Non va dimenticato che al momento vi sono almeno 66 persone considerate ‘desaparecidos’ dagli attivisti egiziani nel mese di gennaio di quest’anno, a cui si aggiungono “42 casi di sospette torture in carcere”. LO ha denunciato la Commissione egiziana per i diritti umani. Uno dei responsabili della Ong, Mohamed Lotfy, spiega che per desaparecidos si intendono individui fermati dalle forze di sicurezza senza accuse formali, o senza che sia rivelato il luogo dove vengono attualmente detenuti. 

Ma bisognava proprio aspettare la morte di Regeni per mettere a fuoco la situazione egiziana?

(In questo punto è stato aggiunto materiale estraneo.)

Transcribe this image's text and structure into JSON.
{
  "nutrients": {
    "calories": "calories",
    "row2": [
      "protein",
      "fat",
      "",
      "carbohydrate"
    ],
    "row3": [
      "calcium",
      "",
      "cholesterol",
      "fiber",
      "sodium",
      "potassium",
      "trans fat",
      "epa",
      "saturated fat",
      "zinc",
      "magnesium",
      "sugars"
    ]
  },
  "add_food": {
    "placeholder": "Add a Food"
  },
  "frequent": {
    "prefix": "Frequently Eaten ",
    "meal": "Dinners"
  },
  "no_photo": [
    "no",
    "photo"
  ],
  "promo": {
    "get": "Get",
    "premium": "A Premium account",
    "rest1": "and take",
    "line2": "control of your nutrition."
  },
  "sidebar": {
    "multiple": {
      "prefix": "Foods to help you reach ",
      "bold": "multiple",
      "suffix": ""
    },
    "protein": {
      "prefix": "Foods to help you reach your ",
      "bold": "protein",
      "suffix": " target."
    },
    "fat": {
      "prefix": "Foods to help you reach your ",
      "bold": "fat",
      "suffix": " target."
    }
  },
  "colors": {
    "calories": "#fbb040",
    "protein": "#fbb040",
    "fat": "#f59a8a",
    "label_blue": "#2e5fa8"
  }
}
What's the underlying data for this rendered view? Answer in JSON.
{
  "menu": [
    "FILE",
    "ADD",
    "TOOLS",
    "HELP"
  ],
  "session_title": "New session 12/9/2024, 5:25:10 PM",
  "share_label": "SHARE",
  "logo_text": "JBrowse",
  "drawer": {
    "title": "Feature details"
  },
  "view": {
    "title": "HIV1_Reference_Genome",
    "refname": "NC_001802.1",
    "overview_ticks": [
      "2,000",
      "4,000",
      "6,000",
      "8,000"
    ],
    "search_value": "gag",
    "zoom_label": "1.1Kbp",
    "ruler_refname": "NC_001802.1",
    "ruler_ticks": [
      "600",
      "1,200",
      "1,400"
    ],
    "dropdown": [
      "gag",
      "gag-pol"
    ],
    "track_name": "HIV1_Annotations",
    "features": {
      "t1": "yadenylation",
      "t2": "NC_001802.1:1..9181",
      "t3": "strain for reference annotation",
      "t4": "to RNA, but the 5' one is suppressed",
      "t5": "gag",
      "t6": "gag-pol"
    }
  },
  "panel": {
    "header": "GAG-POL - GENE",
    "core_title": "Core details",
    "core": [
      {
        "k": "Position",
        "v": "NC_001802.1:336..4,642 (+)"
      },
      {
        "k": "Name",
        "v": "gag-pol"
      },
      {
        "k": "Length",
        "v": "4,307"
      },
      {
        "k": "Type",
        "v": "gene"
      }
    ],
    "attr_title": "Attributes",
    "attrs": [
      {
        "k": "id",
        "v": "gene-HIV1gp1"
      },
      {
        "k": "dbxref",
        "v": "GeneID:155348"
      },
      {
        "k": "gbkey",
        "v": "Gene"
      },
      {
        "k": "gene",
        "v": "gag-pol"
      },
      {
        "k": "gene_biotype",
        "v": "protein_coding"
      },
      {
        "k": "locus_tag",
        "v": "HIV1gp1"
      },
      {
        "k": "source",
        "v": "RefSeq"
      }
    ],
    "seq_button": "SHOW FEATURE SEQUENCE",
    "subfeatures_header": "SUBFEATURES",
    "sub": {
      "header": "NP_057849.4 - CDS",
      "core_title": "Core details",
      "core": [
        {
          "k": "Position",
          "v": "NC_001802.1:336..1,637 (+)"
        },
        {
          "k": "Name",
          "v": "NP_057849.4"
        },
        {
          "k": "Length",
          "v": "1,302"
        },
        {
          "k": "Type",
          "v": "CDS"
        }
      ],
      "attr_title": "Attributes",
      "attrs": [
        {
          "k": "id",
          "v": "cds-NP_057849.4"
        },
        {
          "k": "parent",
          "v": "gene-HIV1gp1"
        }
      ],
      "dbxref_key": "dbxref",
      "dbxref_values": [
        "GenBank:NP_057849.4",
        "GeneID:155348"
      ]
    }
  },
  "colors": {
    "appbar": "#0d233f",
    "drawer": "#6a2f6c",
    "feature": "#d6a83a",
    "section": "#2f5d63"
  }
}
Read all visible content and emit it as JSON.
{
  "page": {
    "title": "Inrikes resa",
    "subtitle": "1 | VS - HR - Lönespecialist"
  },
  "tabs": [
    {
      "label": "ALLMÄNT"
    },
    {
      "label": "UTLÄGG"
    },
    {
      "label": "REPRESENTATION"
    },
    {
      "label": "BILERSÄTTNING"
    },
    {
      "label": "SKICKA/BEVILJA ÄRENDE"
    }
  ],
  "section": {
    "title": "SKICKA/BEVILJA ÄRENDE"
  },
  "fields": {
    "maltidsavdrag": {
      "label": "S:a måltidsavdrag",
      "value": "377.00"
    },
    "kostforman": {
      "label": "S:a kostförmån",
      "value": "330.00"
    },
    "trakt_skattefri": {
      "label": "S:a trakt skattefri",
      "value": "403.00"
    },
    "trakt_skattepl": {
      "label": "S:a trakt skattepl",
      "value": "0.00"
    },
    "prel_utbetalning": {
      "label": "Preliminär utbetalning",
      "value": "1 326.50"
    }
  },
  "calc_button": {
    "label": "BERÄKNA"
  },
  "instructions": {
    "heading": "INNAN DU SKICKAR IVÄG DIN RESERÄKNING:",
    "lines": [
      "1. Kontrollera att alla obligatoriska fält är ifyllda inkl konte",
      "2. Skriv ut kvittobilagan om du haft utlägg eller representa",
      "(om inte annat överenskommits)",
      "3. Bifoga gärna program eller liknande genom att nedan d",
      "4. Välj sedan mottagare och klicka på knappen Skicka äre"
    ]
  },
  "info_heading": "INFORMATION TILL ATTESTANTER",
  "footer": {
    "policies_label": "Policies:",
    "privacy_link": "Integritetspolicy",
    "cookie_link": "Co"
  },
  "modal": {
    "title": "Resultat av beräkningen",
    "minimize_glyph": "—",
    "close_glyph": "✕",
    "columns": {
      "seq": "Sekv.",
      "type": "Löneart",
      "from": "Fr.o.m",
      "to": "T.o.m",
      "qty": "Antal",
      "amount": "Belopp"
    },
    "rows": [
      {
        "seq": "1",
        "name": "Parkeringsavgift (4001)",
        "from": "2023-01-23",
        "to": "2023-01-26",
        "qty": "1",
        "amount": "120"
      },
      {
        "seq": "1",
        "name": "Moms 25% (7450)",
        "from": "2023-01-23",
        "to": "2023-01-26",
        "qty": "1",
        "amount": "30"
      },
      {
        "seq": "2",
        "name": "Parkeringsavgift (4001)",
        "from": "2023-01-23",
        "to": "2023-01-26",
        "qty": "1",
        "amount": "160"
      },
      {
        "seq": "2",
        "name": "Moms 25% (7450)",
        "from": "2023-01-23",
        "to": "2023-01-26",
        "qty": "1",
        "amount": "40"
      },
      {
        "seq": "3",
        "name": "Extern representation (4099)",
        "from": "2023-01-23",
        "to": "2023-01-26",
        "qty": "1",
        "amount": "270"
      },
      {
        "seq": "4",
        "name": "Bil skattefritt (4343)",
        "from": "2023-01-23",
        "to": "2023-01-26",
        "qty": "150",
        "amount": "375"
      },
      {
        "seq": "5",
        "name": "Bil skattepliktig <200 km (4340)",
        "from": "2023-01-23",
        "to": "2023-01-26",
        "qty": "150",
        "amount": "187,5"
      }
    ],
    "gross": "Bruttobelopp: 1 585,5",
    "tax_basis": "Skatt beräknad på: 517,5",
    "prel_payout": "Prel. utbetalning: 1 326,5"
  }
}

Non proprio. Sono ormai di dominio pubblico le tante denunce lanciate da Amnesty International sulla  drammatica repressione e violazione dei diritti umani in Egitto.

Come spiega Riccardo Noury, Portavoce di Amensty International, da quando al Sisi è salito al potere, le organizzazioni per i diritti umani hanno registrato centinaia di casi di sparizioni e oltre 1700 condanne a morte (quasi tutte ancora non eseguite) e decine di migliaia di arresti, in larga parte nei confronti di sospetti militanti della Fratellanza musulmana, messa fuorilegge nel 2014. La tortura è praticata abitualmente nelle stazioni di polizia e nelle carceri, compresi i centri segreti di detenzione. La libertà d’espressione e manifestazione pacifica è pesantemente limitata e i difensori dei diritti umani e i giornalisti subiscono persecuzioni e processi irregolari. A questo Egitto di al-Sisi, tra l’altro, l’Italia ha mandato enormi quantità di armi.

Insomma l’Egitto è uno stato dove la trasparenza non è di casa. Per questo è venuta l’ora che le autorità collaborino fattivamente con l’Italia per scoprire la verità.